Like that time in 2012 when King compared immigrants to selecting a dog—and then claimed he totally meant it as a compliment:
Rep. Steve King, R-Iowa, compared immigrants to dogs at a town hall meeting yesterday, telling constituents that the U.S. should pick only the best immigrants the way one chooses the “pick of the litter.”
King told the crowd in Pocahontas, Iowa, that he’s owned lots of bird dogs over the years and advised, “You want a good bird dog? You want one that’s going to be aggressive? Pick the one that’s the friskiest … not the one that’s over there sleeping in the corner.”
King suggested lazy immigrants should be avoided as well. “You get the pick of the litter and you got yourself a pretty good bird dog. Well, we’ve got the pick of every donor civilization on the planet,” King said. “We’ve got the vigor from the planet to come to America.”
Or that time in 2013 when King said that Dreamers have “calves the size of cantaloupes” because they’re hauling pot across the border:
In July [King] made the ridiculous, now notorious claim that for every child of illegal immigrants “who’s a valedictorian, there’s another 100 out there who weigh 130 pounds and they’ve got calves the size of cantaloupes because they’re hauling 75 pounds of marijuana across the desert.”
House Speaker John Boehner reprimanded Mr. King, calling his comments “deeply offensive and wrong.” But Mr. King still stands by his 100-to-1 claim. On Meet the Press on Sunday he said: “My numbers have not been debunked. I said valedictorians compared to people who would be legalized under the act that are drug smugglers coming across the border.”
Or that time in 2014 when two Dreamers confronted King over his years-long war on DACA, with King grabbing one by the arm—a Latina Dreamer—and telling her, “You’re very good at English:”

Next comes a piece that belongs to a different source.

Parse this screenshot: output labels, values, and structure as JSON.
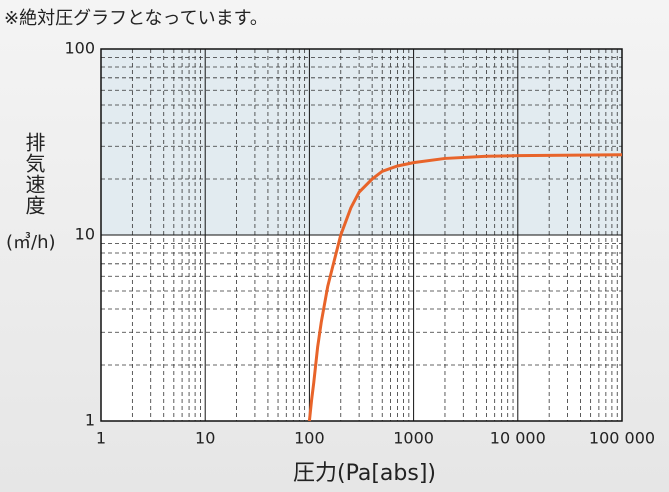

Since King has been so eager to take DACA away from more than half a million DREAMers, Erika Andiola of DRM Action confronted King in Iowa Monday night and asked him if he had the guts to personally take away hers.
Handing him her DACA card, Erika said, “I know you want to get rid of DACA. I want to give you the opportunity, if you really want to get rid of it, just rip mine. You can go ahead and do that.”
King refused, saying that he did not comment about personal cases. At one point in their discussion, King actually told Erika, “You’re very good at English,” to which she snapped back, “I was raised in the United States.”
And that time in 2016 when King, during a nationally televised interview on MSNBC, questioned the contributions of non-white people to civilization:
“I’d ask you to go back through history and figure out, where have these contributions been made by these other categories of people that you’re talking about. Where did any other subgroup of people contribute more to civilization?”
“Than white people?” host Chris Hayes asked.
“Than—than Western civilization itself, that’s rooted in Western Europe, Eastern Europe, and the United States of America, and every place where the footprint of Christianity settled the world,” King said. “That’s all of Western civilization.”
Earlier this morning, King doubled down on his racist remarks about immigrants and their children from this past weekend, saying he "meant exactly what I said." Speaker Paul Ryan has yet to issue a single condemnation or take disciplinary action against King, which is not a complete shocker considering Ryan called Trump’s attacks on Judge Gonzalo Curiel last year the “textbook definition” of racism—and then voted for him anyway.
With Trump, Bannon, and Miller in control of Washington, maybe this is what the GOP is now.